PDE4 as a possible pharmacological target for the treatment of hepatocellular carcinoma

Most human tumors show a decreased level of cyclic nucleotides and an overexpression of phosphodiesterases. Cyclic AMP-specific type 4 phosphodiesterases (PDE4) constitute the largest family with over 20 isoforms encoded by four genes, namely PDE4A, B, C and D, which give rise to many isoforms through alternative mRNA splicing. Their role in liver cancer has not been studied extensively. The goal of this study was to analyze the involvement of PDE4 in the hepatic tumor phenotype using different cell lines that show different degrees of aggressiveness. Hepatocarcinoma cells (HepG2, Hep3B and Huh7) have lower levels of cAMP and higher PDE activity, when compared to the non-tumorigenic, differentiated cells HepaRG. Hepatocarcinoma cells (HCC) also show overexpression of PDE4A and PDE4D proteins by western blot.
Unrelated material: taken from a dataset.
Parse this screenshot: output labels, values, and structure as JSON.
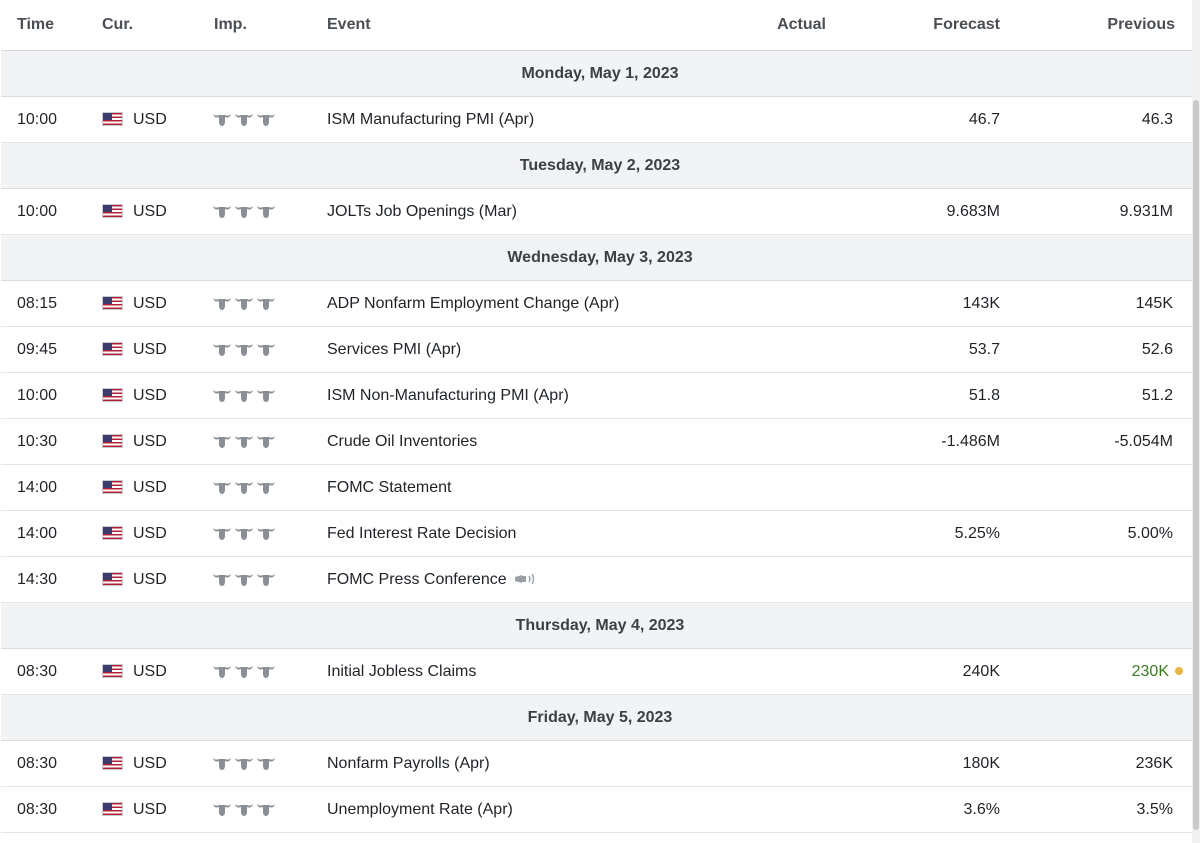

In agreement, tumor tissues also display stronger staining for both isoforms when compared to normal hepatic tissues. To better analyze the involvement of these isoforms in the carcinogenic phenotype, PDE4D gene silencing experiments were conducted. Silencing of PDE4D reduced cell proliferation and induced apoptosis by regulating key cell cycle molecules. In light of a possible pharmacological application, the different cell lines were also treated with a specific inhibitor of isoform D, Gebr-7b. Also in this case, promising results have been obtained in the inhibition of growth for all the HCC lines under investigation. In addition, treatment of Huh7 cells with Gebr-7b caused inhibition of migration as shown in wound healing assay. In conclusion our study establishes a crucial role of PDE4D in the hepatic tumor phenotype. In addition to being an effective biomarker for diagnosis, PDE4D could represent a specific therapeutic target for the treatment of hepatocellular carcinoma, in particular for those cases that are refractory to existing therapies. Further studies are still needed to identify the specific role of individual PDE4D isoforms produced by alternative mRNA splicing.